Databricks is the Lakehouse Platform that unifies data warehousing, engineering, streaming, and ML on open formats like Delta and Iceberg, with Unity Catalog as a single governance layer. Newer products include Lakebase (serverless Postgres on the lakehouse), Genie (natural language analytics), and Agent Bricks for production AI agents. Over 60% of the Fortune 500 use it and Gartner has named it a Magic Quadrant Leader five times.

What is Databricks used for?

Common use cases: Running petabyte-scale ETL with Spark and Delta Live Tables; Training and serving LLMs and classical ML models via MLflow and Model Serving; Building production AI agents on company data with Agent Bricks; Exposing governed SQL warehousing through Databricks SQL and Genie.

How much does Databricks cost?

Pay-as-you-go per-DBU pricing with per-second billing and no upfront cost; rates vary by cloud, workload type, and tier; committed-use contracts unlock discounts. Azure Databricks pricing set by Microsoft.

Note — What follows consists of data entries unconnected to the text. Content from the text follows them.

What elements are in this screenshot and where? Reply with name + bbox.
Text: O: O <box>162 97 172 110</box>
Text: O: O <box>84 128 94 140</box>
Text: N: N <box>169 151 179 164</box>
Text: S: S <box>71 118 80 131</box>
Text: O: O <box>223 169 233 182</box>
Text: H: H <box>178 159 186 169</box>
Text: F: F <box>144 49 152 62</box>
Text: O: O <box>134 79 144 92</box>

Who is Databricks best for?

Databricks fits Enterprise data platform teams unifying warehouse and ML on one stack, ML and data science orgs running heavy Spark, deep learning, or LLM workloads, Fortune 500 companies needing Unity Catalog governance across clouds, Teams standardizing on open table formats like Delta and Iceberg. Right for you if you have petabyte-scale data, mixed SQL and ML workloads, and the engineering depth to operate a lakehouse. Skip if your data fits comfortably in Snowflake or BigQuery and you do not need notebooks, MLflow, or Spark. Pricing is pure pay-as-you-go DBU consumption with no upfront cost, but committed-use contracts cut the per-DBU rate materially. Azure customers buy through Microsoft, where pricing is set by Azure rather than Databricks directly.

What are alternatives to Databricks?

Common alternatives to Databricks include dbt, Fivetran, Airbyte, Census, Hightouch, Segment.